Robin Lunge, director of health care reform, says she’s modeling the administration’s proposal on places that Vermont views as exemplars of reform.

“We’re looking at other countries and other states, like Massachusetts, that have effective measures to look at not only what income level does (assistance) go up to, but also what amounts do they provide,” Lunge says.

Sutton Fay says many Vermont families simply can’t afford any increase in their already considerable insurance costs.

“We remain really concerned about, first of all, whether people will even enroll when they see what it will actually cost in the exchange,” Sutton Fay says. “And then if people do enroll and get sick and meet that out-of-pocket maximum, that’s going to be a very, very scary financial situation for those people.”

Amid the coming budget debate over subsidies, Shumlin said Vermont needs to keep its eyes on the prize: a publicly financed single-payer health system he says will be in place by 2017. Achieving that goal, he said, means bringing costs down now.

“While giving access to people who can’t afford health care certainly is the right thing to do, it doesn’t do much to contain costs,” Shumlin said. “It does something — it’s a small step. It tends to move people from the emergency room to preventative care, but it’s a small segment of the population.”

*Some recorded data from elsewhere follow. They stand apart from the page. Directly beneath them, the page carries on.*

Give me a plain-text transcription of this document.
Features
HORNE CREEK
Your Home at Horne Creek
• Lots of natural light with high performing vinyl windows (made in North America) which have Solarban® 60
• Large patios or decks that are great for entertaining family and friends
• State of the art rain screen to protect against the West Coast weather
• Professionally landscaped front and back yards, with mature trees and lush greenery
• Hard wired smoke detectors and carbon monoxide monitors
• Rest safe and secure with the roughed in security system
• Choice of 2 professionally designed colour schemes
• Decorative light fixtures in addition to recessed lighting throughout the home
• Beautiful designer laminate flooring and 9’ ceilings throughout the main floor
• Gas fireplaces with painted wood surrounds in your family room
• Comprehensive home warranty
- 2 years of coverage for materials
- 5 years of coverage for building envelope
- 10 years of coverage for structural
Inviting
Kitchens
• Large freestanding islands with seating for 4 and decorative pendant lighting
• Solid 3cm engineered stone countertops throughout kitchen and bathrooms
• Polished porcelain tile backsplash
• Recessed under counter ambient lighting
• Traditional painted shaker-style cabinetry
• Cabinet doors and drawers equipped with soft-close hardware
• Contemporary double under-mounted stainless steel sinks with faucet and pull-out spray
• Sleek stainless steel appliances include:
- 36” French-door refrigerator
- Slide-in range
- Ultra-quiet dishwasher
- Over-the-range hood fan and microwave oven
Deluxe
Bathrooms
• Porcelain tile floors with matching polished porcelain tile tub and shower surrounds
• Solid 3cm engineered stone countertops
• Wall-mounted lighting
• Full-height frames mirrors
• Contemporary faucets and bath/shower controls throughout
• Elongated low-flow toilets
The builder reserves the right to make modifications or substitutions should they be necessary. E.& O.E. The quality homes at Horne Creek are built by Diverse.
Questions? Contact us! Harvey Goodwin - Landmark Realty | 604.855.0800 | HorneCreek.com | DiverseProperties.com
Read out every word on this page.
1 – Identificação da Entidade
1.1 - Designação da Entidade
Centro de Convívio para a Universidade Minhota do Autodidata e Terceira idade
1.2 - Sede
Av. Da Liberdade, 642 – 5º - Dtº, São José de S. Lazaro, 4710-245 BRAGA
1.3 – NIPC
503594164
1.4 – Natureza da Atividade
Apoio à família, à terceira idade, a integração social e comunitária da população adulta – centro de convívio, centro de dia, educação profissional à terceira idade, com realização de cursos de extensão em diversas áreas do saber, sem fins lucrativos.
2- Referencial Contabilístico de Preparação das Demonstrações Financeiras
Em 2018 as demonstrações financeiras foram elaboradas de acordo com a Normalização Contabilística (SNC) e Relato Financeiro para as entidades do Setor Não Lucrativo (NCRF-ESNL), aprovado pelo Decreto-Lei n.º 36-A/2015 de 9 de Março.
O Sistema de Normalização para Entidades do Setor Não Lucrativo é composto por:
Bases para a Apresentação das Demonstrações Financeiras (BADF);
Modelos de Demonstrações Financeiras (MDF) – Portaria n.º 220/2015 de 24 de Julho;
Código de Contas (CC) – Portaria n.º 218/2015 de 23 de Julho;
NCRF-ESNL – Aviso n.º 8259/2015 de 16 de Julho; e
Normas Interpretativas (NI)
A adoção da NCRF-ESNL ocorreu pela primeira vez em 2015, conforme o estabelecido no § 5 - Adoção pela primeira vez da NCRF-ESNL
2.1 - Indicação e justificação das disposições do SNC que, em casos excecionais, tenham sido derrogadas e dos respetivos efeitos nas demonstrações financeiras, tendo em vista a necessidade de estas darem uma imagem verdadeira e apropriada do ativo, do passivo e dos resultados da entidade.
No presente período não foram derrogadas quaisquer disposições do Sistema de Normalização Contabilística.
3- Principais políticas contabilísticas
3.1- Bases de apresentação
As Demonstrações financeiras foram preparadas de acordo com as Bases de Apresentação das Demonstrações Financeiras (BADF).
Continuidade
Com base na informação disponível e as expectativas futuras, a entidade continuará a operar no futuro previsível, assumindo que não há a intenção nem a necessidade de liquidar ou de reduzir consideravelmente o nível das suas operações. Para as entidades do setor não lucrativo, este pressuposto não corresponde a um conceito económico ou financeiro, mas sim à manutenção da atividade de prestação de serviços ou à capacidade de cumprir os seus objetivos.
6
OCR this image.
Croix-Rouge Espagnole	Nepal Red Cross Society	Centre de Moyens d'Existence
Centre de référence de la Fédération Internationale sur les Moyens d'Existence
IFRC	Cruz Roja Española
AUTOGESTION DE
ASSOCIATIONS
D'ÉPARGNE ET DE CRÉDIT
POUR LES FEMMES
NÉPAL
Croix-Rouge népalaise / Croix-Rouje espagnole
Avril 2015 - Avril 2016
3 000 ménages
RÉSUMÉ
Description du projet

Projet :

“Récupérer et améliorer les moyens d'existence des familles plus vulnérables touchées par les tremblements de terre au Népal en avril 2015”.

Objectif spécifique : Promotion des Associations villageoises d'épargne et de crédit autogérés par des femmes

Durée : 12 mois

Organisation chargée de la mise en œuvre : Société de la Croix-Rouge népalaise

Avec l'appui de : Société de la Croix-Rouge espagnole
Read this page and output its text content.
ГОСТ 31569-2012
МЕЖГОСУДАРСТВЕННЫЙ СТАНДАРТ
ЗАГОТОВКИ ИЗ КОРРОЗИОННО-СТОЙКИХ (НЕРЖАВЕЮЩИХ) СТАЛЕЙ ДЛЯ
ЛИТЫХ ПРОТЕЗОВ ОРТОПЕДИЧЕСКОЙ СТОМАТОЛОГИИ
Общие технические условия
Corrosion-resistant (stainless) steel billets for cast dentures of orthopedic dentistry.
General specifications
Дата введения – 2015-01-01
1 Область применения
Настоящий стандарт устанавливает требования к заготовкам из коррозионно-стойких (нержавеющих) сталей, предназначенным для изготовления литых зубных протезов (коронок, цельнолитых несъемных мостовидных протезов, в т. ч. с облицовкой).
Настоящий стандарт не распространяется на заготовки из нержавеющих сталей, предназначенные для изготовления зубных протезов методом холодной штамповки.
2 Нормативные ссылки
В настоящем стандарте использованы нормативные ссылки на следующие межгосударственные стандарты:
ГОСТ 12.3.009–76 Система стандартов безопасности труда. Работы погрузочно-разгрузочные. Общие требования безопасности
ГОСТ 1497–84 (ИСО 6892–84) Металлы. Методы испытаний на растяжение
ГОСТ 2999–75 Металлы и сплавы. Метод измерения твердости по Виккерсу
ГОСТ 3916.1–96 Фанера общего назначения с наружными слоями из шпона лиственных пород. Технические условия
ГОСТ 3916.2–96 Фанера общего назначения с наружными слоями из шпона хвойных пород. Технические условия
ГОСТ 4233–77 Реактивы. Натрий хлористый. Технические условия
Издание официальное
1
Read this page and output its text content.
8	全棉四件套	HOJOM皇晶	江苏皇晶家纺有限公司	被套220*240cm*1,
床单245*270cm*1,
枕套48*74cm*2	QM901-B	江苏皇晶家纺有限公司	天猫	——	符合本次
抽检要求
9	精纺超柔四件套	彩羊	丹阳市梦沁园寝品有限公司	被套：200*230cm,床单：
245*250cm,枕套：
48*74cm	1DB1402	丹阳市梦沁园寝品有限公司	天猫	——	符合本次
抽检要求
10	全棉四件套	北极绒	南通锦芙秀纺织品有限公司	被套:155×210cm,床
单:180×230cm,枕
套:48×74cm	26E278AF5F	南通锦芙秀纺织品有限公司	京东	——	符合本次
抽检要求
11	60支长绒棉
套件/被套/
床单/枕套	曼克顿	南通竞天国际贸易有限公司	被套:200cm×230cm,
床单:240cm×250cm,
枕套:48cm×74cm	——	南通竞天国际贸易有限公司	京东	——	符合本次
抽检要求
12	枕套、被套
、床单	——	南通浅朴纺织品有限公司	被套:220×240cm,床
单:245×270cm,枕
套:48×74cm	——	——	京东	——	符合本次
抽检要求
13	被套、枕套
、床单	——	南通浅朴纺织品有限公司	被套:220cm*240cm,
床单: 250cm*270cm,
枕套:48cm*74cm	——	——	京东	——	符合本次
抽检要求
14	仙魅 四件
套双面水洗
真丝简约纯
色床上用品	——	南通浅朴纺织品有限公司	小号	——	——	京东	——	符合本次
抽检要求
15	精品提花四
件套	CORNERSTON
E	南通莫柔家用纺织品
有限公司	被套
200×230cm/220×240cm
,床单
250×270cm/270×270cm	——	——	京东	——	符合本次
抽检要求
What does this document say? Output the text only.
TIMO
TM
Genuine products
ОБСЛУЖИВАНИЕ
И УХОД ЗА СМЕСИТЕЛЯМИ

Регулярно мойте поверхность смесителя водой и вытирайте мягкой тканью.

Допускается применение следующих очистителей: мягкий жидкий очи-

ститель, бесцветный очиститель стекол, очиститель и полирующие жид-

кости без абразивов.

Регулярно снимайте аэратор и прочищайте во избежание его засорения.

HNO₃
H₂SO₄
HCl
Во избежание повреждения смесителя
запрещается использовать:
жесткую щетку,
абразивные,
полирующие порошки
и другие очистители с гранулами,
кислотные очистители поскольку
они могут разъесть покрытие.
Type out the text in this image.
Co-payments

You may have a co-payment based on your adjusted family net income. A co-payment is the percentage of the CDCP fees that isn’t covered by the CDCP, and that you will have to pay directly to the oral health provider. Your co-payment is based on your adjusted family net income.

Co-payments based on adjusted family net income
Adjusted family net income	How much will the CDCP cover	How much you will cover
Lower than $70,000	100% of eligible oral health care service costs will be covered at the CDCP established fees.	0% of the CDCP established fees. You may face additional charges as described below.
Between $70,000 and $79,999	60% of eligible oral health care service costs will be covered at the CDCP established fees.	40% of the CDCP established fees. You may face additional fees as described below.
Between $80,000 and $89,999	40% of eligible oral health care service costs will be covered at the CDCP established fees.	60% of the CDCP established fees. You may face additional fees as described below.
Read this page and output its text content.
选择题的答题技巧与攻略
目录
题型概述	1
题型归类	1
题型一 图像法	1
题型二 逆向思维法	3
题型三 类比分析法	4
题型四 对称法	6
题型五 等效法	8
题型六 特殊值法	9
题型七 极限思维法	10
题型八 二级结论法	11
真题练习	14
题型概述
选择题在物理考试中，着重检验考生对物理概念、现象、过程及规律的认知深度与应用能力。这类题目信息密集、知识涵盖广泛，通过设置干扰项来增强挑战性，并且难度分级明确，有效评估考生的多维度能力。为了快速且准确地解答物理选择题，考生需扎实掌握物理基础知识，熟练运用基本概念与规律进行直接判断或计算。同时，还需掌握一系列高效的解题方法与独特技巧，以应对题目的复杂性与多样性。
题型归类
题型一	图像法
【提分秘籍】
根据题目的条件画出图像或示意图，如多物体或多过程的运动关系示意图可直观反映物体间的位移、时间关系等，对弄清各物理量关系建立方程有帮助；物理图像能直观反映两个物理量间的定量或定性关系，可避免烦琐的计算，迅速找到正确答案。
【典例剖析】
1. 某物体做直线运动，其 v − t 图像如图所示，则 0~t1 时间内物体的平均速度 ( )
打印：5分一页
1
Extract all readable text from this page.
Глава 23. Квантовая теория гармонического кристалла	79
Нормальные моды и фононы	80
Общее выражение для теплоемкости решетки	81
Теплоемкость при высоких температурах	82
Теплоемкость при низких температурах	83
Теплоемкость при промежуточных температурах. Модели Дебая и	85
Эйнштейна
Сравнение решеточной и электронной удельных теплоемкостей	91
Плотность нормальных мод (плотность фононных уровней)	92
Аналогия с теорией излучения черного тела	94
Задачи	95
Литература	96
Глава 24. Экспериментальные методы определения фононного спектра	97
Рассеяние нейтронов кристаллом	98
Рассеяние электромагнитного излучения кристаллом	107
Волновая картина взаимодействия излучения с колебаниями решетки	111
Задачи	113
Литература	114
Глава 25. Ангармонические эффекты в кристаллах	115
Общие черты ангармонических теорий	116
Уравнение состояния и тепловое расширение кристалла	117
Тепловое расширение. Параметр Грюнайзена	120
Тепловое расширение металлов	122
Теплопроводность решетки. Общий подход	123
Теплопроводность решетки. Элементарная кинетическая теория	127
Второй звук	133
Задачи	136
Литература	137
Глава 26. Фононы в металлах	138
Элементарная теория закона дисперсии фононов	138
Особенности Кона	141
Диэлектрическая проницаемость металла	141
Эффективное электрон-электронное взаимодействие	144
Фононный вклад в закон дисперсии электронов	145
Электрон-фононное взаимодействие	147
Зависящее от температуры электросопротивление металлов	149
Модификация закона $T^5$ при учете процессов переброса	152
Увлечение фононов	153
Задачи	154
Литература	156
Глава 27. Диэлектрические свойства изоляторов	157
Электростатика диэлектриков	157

The real attention, he said, needs to be paid to a payment reform project that Shumlin said moves “away from a fee-for-service payment system to one where we reimburse our providers for making people healthy.”

“We just don’t have enough dough to keep spending on health care at an unsustainable rate and not have people be healthier than other provider systems around the world (that spend much less),” Shumlin said.

Sutton Fay, however, warns that Shumlin’s end game is tied inextricably to the steps he’ll need to take to get there. While the “exchange” and “single-payer” aren’t the same thing, Sutton Fay says the general public doesn’t draw a distinction between the two.

“These are two completely different things that wrapped up into one, for the lay public,” she says. “And so if the exchange is unaffordable for people, you’re going to have a hard time convincing them that this single-payer idea is going to be any better.”